Kliesch U, Adler I D
GSF-Forschungszentrum für Umwelt und Gesundheit GmbH, Institut für Säugetiergenetik, Neuherberg, Germany.
Mutat Res. 1992 Dec;283(4):249-53. doi: 10.1016/0165-7992(92)90056-n.
The clastogenic effect of the antischistosomal drug hycanthone methanesulfonate was studied with the micronucleus test in mouse bone marrow cells. Male and female (102/El x C3H/El)F1 mice were treated with single i.p. injections. Bone marrow was sampled 18, 24 and 30 h after treatment with 100 mg/kg. The highest micronucleus yield occurred at 24 h. The dose response for micronucleus induction at 24 h after treatment was non-linear for doses between 5 and 300 mg/kg. The lowest effective dose was 5 mg/kg for females and 10 mg/kg for males. The experiments revealed a significantly higher sensitivity of female mice for the induction of micronuclei in polychromatic erythrocytes by hycanthone methanesulfonate.
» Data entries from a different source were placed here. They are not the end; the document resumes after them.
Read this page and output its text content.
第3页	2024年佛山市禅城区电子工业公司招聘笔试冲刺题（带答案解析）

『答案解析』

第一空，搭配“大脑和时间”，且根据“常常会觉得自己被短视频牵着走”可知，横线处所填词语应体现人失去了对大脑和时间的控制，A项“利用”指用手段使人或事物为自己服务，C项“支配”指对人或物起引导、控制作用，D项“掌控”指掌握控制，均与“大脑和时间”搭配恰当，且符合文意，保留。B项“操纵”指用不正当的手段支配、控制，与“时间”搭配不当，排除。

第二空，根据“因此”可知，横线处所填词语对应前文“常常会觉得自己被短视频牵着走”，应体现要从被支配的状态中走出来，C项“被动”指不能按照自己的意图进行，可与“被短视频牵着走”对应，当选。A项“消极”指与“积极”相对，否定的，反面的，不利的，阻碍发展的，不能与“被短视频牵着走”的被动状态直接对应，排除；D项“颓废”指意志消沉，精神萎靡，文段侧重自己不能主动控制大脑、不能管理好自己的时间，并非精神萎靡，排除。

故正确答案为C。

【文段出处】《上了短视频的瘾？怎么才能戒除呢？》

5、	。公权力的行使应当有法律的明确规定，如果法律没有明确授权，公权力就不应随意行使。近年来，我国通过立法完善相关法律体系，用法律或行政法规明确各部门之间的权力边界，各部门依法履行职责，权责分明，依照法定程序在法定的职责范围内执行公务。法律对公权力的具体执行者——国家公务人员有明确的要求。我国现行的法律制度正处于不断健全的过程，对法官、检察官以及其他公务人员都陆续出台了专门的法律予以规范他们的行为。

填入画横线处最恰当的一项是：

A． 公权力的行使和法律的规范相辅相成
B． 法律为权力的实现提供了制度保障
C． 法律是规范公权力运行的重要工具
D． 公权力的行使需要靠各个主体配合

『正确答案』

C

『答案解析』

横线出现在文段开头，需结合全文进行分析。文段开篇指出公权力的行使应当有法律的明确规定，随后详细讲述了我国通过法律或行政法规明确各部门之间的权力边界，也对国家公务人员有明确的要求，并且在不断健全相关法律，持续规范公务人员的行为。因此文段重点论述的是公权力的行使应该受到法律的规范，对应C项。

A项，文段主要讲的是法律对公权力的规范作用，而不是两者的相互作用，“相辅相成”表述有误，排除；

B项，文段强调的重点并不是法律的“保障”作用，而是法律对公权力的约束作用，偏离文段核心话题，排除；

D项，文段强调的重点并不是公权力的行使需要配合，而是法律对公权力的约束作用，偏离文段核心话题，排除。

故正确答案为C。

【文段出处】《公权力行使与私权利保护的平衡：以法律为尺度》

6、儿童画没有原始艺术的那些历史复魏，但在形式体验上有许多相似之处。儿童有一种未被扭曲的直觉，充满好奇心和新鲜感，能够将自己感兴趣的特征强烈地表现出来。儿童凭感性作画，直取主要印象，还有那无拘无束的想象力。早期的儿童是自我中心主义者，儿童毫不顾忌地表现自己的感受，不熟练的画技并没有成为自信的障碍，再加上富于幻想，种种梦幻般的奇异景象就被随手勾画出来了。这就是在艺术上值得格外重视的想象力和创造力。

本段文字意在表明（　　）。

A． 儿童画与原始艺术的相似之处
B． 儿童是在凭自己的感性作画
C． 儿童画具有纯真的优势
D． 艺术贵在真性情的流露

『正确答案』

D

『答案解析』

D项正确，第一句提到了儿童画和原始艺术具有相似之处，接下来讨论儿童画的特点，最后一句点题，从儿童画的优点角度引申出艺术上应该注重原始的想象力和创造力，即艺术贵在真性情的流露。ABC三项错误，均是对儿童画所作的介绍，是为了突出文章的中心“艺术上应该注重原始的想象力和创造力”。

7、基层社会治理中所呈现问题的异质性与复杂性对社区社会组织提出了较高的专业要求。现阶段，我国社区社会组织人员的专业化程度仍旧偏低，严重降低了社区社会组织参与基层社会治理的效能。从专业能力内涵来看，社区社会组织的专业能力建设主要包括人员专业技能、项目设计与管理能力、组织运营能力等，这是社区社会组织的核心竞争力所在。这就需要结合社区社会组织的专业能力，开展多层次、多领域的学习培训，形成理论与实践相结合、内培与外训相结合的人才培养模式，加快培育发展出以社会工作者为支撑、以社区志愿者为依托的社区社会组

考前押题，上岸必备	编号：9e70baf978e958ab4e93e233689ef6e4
This result supports the recommendation to use both sexes for quantitative assessment of genotoxicity in the micronucleus test.
用小鼠骨髓细胞微核试验研究了抗血吸虫药甲磺羟萘醌的致断裂效应。对雄性和雌性(102/El×C3H/El)F1小鼠进行单次腹腔注射。用100mg/kg处理后18、24和30小时采集骨髓。微核产量最高出现在24小时。处理后24小时,5至300mg/kg剂量的微核诱导剂量反应呈非线性。最低有效剂量对雌性为5mg/kg,对雄性为10mg/kg。实验表明,甲磺羟萘醌诱导雌性小鼠多染性红细胞微核的敏感性显著更高。这一结果支持了在微核试验中使用两性进行遗传毒性定量评估的建议。